I just came back from IIT Guwahati and discovered that Dennis Ritchie has passed away
Most people would know of Dennis Ritchie as the person who invented C and Unix. What most folks do not realize is how profound C and Unix were when they were created and what amazing impact they have had on the industry.
Consider this – before C, you had to program directly to the instruction set of the machine you were programming on. Today when most hardware happens to be x86 or ARM, this seems simple, but back then, the variety of hardware was far more. And this hardware was different not just in terms of instruction sets, but also in terms of information representation, memory addressing, etc. Sure enough there were languages like Fortran and COBOL which could do math and data, but there was no general purpose language which could produce programs that could compete in terms of performance with custom code written for the hardware. Writing a portable program, much less a portable operating system was un-imaginable.

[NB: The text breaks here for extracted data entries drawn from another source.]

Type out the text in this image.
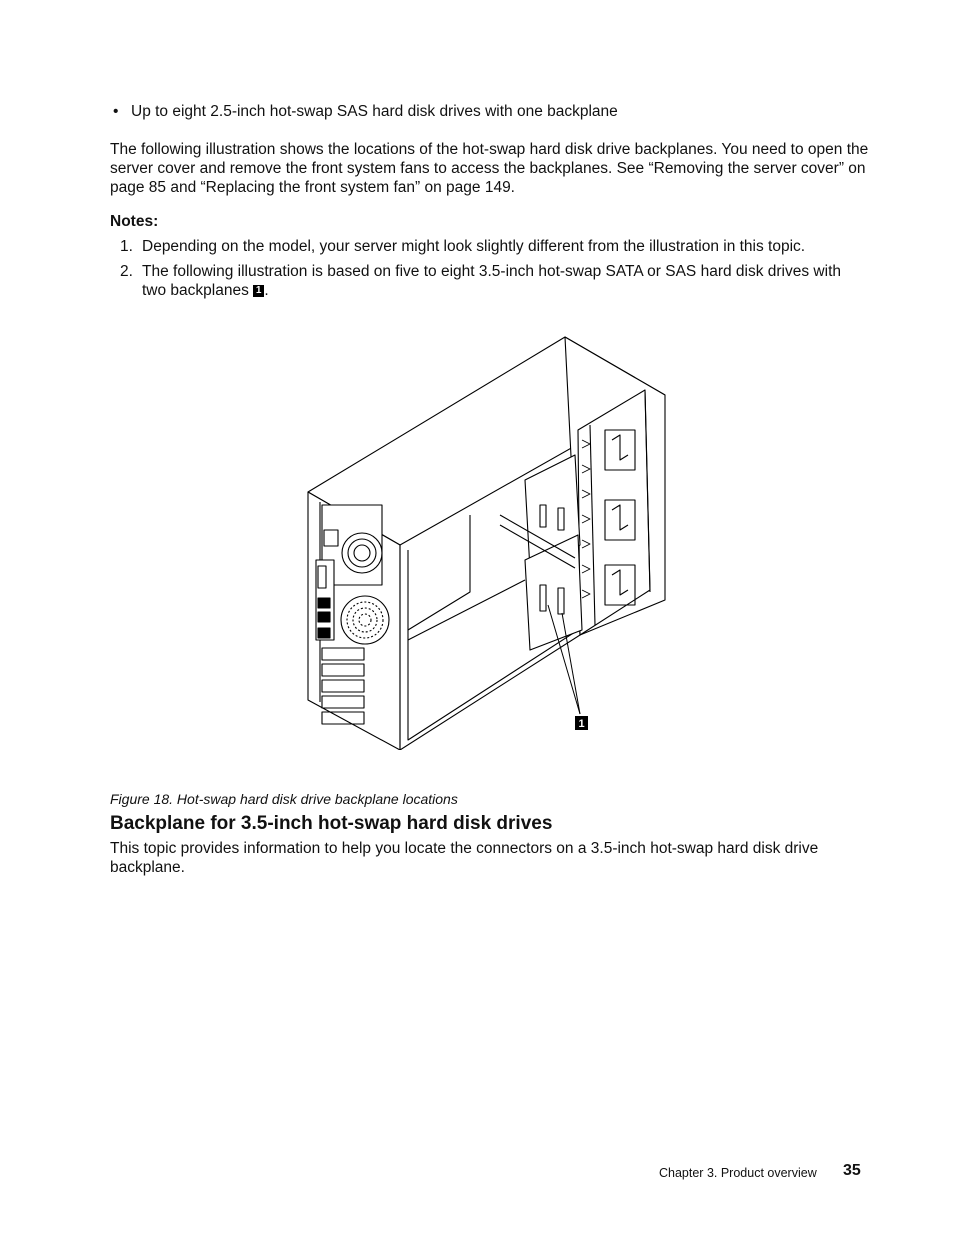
• Up to eight 2.5-inch hot-swap SAS hard disk drives with one backplane

The following illustration shows the locations of the hot-swap hard disk drive backplanes. You need to open the server cover and remove the front system fans to access the backplanes. See “Removing the server cover” on page 85 and “Replacing the front system fan” on page 149.

Notes:

1. Depending on the model, your server might look slightly different from the illustration in this topic.
2. The following illustration is based on five to eight 3.5-inch hot-swap SATA or SAS hard disk drives with two backplanes 1 .
1

Figure 18. Hot-swap hard disk drive backplane locations

Backplane for 3.5-inch hot-swap hard disk drives

This topic provides information to help you locate the connectors on a 3.5-inch hot-swap hard disk drive backplane.

Chapter 3. Product overview 35
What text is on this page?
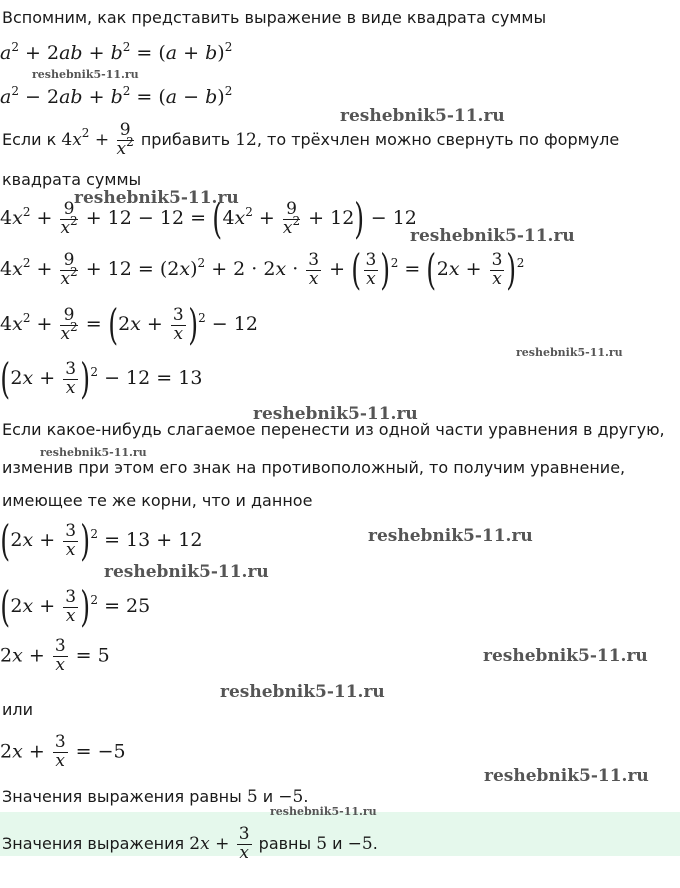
Вспомним, как представить выражение в виде квадрата суммы
$a^2 + 2ab + b^2 = (a + b)^2$
$a^2 - 2ab + b^2 = (a - b)^2$
Если к $4x^2 + \frac{9}{x^2}$ прибавить 12, то трёхчлен можно свернуть по формуле
квадрата суммы
$4x^2 + \frac{9}{x^2} + 12 - 12 = (4x^2 + \frac{9}{x^2} + 12) - 12$
$4x^2 + \frac{9}{x^2} + 12 = (2x)^2 + 2 \cdot 2x \cdot \frac{3}{x}$ + ( $\frac{3}{x} )^2 = (2x + \frac{3}{x} )^2$
$4x^2 + \frac{9}{x^2} = (2x + \frac{3}{x} )^2 - 12$
$(2x + \frac{3}{x} )^2 - 12 = 13$
Если какое-нибудь слагаемое перенести из одной части уравнения в другую,
изменив при этом его знак на противоположный, то получим уравнение,
имеющее те же корни, что и данное
$(2x + \frac{3}{x} )^2 = 13 + 12$
$(2x + \frac{3}{x} )^2 = 25$
$2x + \frac{3}{x} = 5$
или
$2x + \frac{3}{x} = -5$
Значения выражения равны 5 и −5.
Значения выражения $2x + \frac{3}{x}$ равны 5 и −5.
reshebnik5-11.ru
reshebnik5-11.ru
reshebnik5-11.ru
reshebnik5-11.ru
reshebnik5-11.ru
reshebnik5-11.ru
reshebnik5-11.ru
reshebnik5-11.ru
reshebnik5-11.ru
reshebnik5-11.ru
reshebnik5-11.ru
reshebnik5-11.ru
reshebnik5-11.ru
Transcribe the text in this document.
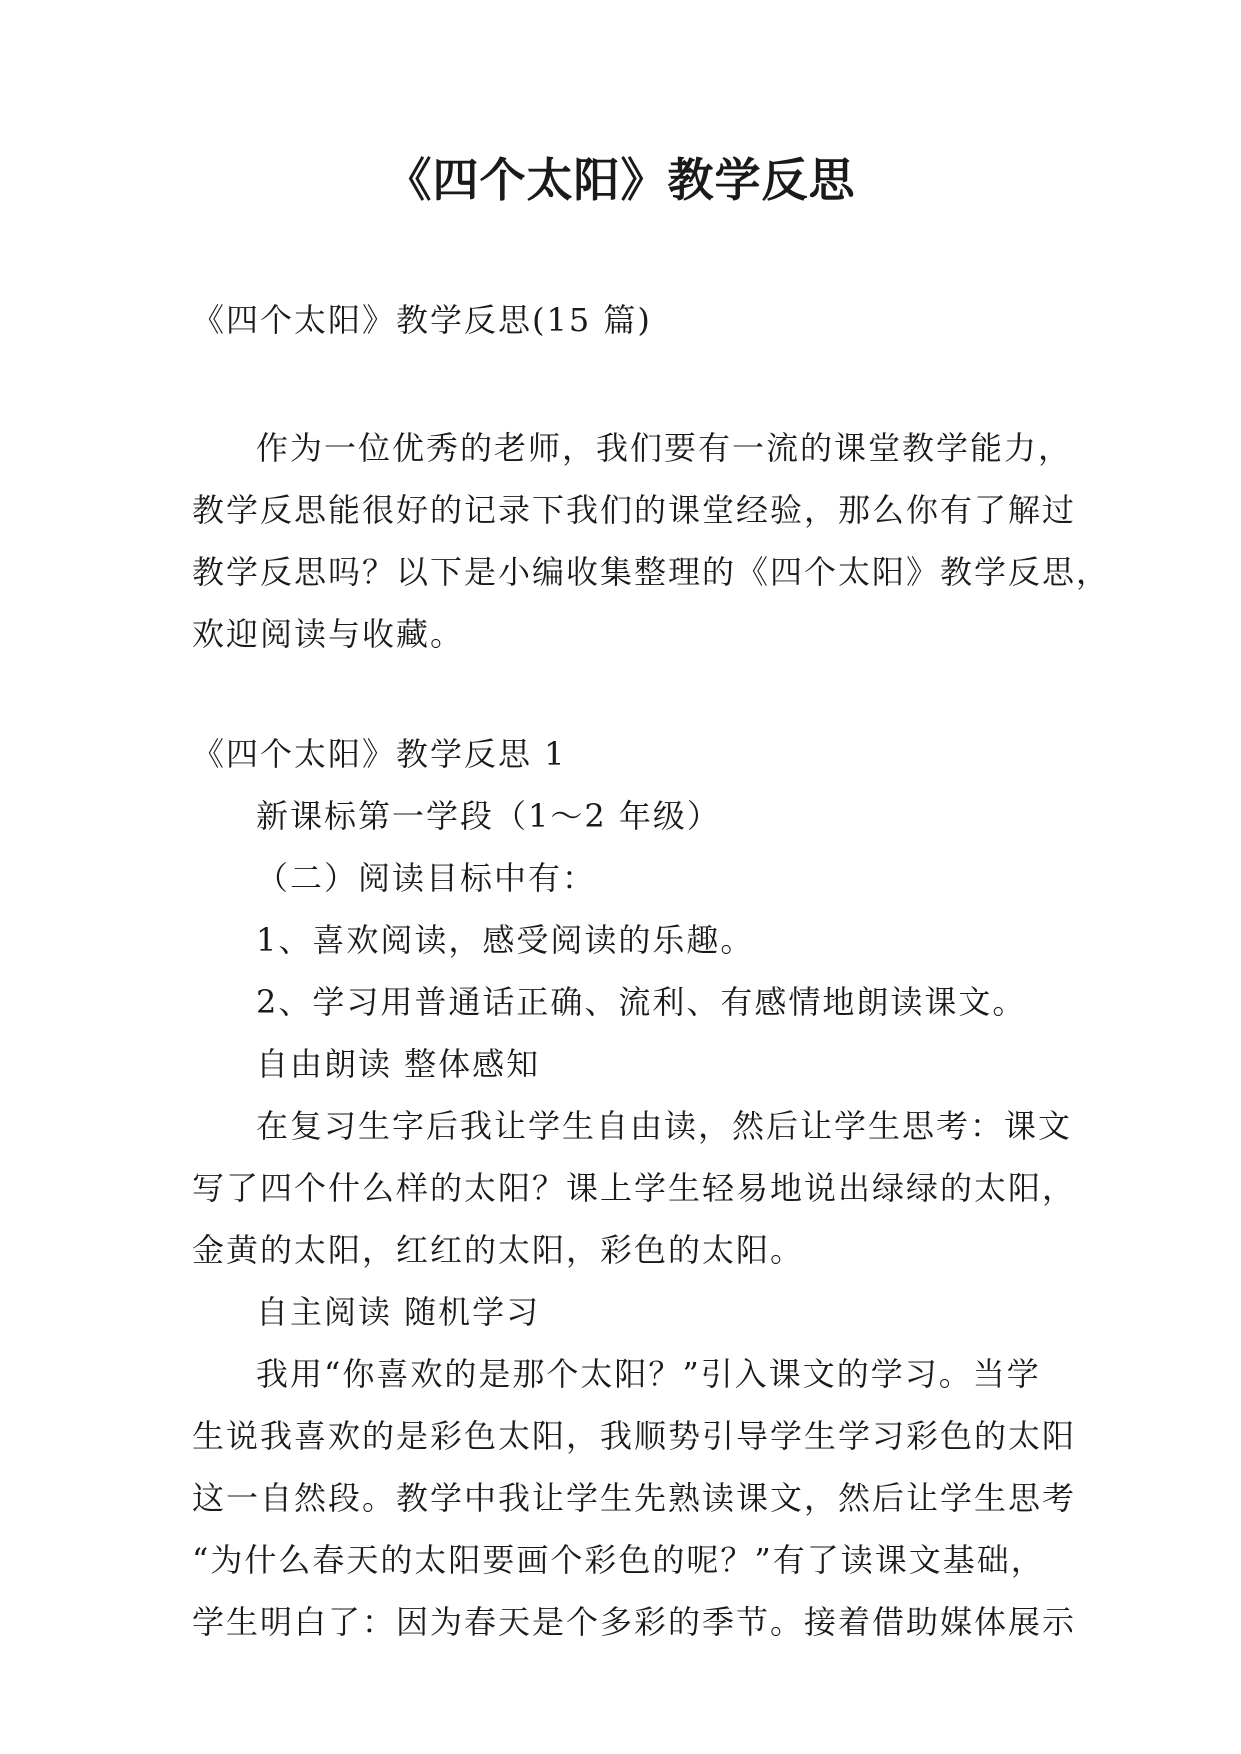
《四个太阳》教学反思

《四个太阳》教学反思(15 篇)

作为一位优秀的老师，我们要有一流的课堂教学能力，

教学反思能很好的记录下我们的课堂经验，那么你有了解过

教学反思吗？以下是小编收集整理的《四个太阳》教学反思，

欢迎阅读与收藏。

《四个太阳》教学反思 1

新课标第一学段（1～2 年级）

（二）阅读目标中有：

1、喜欢阅读，感受阅读的乐趣。

2、学习用普通话正确、流利、有感情地朗读课文。

自由朗读 整体感知

在复习生字后我让学生自由读，然后让学生思考：课文

写了四个什么样的太阳？课上学生轻易地说出绿绿的太阳，

金黄的太阳，红红的太阳，彩色的太阳。

自主阅读 随机学习

我用“你喜欢的是那个太阳？”引入课文的学习。当学

生说我喜欢的是彩色太阳，我顺势引导学生学习彩色的太阳

这一自然段。教学中我让学生先熟读课文，然后让学生思考

“为什么春天的太阳要画个彩色的呢？”有了读课文基础，

学生明白了：因为春天是个多彩的季节。接着借助媒体展示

And yet, Dennis Ritchie imagined just such a world and invented a highly performant, high level programming language and then used that to write an operating system which could be ported to any hardware. This one change meant that programmers did not have to create a new OS for every new piece of hardware that got thrown at them – they could take for granted a set of tools, calls and programs, as being available and could spend time going up the value chain and doing more interesting things than just re-inventing the wheel. The result was a spurt of innovation and growth which allowed the industry to grow exponentially into a myriad different directions leading to the world we are in.
If you are a programmer, you owe a lot to Ritchie, whether you have ever programmed in C or worked on Unix or not.
[Edit: Bjarne Stroustrup expresses the same sentiment way more eloquently: http://herbsutter.com/2011/10/12/dennis-ritchie/
Most of us are happy to settle for incremental change. People like Ritchie don’t, and that’s what sets them apart.]